Wednesday, January 14, 2009

Monday, January 5, 2009

the lots o'crap home stretch enterin' update, y'all

SO. i am attempting to resuscitate this blog after a bit of a hiatus in which i made another documentary short and then traveled home for the holidays. it was a nice respite, and i actually managed to get some filming in while i was sight-seeing and relaxing with my nearest/dearest.

back in san francisco, shit is as real as it ever is. i have a group show coming up at the end of the month in the diego rivera gallery at the san francisco art institute, with stephanie dodes and brittany mccall, two totally rad bitches that i am super excited to collaborate with. the show is called "the pyramid", and has cultish undertones. you can read our statement of intent here.

while busting my ass trying to get that shebang together, i am taking a two-week intensive on film editing taught by lisa fruchtman and dan olmstead. fruchtman edited apocalypse now and children of a lesser god among many, many others, and olmstead is a bay-area sound mixer and designer. i'm pretty stoked, and have already realized the need to start really activating my netflix account to serve my film education needs: today we watched and analyzed snippets of city of god and yojimbo, neither of which i have seen, as i am a philistine.

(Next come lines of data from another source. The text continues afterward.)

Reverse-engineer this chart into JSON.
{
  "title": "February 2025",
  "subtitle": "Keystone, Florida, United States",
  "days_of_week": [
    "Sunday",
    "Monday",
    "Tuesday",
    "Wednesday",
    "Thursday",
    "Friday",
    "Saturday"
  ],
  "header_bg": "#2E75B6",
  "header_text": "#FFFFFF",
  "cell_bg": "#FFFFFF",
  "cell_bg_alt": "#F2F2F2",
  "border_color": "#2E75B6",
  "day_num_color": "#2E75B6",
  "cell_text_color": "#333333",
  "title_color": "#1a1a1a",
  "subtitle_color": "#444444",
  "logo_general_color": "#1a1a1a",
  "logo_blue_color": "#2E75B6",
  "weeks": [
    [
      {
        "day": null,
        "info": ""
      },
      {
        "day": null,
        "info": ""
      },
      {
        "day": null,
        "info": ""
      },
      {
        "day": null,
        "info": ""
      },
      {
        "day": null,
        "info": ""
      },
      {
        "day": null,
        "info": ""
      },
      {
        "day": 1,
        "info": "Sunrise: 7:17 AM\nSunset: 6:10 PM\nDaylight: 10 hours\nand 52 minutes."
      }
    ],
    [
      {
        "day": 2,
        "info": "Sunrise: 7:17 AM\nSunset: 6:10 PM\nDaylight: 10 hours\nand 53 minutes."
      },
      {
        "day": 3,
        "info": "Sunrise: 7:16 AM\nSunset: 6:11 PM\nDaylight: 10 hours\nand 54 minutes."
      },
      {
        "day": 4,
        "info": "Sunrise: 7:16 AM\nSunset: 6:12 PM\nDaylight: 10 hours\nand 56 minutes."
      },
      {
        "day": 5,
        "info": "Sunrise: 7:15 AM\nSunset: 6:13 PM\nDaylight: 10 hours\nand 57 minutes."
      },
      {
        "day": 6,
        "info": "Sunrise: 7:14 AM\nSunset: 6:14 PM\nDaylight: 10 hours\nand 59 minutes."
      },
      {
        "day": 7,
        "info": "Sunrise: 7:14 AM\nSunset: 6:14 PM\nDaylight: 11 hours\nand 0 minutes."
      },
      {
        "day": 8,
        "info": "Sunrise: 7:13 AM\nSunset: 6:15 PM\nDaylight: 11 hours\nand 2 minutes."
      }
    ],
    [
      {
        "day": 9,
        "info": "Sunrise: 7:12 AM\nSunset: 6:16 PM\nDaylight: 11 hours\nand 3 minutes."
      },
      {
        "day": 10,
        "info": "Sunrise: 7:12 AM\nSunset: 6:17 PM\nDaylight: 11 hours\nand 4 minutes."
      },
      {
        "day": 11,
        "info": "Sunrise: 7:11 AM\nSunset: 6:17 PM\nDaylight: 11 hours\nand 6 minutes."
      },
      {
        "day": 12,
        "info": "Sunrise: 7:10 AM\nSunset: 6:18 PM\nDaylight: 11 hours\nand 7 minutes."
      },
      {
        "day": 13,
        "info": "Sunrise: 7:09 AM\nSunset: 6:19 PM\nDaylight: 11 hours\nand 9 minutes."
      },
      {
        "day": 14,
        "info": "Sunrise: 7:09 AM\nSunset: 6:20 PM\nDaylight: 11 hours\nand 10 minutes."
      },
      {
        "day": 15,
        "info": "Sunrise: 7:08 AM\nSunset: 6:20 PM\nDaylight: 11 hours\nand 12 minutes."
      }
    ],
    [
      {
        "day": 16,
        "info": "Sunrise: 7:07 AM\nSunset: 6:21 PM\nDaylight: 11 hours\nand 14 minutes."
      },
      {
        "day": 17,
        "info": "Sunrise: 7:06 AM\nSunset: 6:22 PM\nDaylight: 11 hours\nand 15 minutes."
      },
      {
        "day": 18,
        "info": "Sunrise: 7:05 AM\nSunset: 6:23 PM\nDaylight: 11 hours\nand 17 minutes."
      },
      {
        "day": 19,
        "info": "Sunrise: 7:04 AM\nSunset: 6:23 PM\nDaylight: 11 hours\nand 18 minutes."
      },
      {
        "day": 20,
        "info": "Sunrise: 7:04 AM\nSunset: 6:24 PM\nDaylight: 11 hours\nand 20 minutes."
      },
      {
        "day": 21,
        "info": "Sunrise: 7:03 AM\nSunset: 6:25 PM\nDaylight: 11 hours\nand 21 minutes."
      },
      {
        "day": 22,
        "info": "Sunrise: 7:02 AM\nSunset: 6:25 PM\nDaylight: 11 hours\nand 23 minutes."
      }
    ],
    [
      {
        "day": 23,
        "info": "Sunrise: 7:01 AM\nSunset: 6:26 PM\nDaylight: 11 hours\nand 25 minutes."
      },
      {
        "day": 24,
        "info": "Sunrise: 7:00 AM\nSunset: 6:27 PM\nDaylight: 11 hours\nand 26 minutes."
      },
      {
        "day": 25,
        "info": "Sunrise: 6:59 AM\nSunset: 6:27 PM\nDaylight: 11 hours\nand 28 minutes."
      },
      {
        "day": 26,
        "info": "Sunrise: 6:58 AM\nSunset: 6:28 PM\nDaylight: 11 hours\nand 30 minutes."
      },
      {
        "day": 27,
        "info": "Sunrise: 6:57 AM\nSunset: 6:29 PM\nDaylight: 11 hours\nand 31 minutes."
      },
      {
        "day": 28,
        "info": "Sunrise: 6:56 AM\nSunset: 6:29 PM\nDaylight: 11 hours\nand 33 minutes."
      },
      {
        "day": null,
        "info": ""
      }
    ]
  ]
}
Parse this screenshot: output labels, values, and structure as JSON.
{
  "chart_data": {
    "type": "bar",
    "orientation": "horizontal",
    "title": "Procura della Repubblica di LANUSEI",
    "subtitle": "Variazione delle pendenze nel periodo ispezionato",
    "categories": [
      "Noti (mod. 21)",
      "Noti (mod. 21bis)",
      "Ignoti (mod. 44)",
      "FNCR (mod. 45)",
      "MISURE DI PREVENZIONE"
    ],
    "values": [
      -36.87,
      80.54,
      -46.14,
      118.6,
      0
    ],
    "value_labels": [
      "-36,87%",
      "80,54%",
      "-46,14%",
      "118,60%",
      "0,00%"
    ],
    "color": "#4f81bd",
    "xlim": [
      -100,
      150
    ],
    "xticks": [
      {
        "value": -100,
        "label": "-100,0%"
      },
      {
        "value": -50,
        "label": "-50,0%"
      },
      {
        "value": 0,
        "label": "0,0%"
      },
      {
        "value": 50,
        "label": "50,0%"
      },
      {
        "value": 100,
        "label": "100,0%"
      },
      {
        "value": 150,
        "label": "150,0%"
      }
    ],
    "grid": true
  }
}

you know what i DID see during my vacation? forgetting sarah marshall (fucking hilarious if typically-apatowian sausage festy), a scanner darkly (can i have a little less linklater in my dick please?), and borat, finally, which made me REALLY UNCOMFORTABLE. i am not sure if using a racist, exploitative interpretation of one kind of person to expose the racism, anti-semitism, and generally nausea-inducing behavior of these divided states evens out. oh wait, yes i am, and IT DOESN'T. poor kazakhstan! yes, i got that spelling right on the first try. literally everything and everyone in this movie appalled me. then again, i'm probably being over-sensitive. millions of twenty-somethings yelling "it's niiice!" can't be wrong, can they? sigh.

in higher-art news, diana al-hadid, who was a visiting professor at my undergraduate college my last year, is featured in artnews' "artists to watch" issue! her work has become a lot more sinister but maintains the beauty and whimsy i so admired back in '05. she's now in the saatchi collection and everything. hot damn, diana, good on ya. i would love to curate a show with her and swoon.

i'll be trying to stay vigilant with posting to this, because i know you guys care so, so much.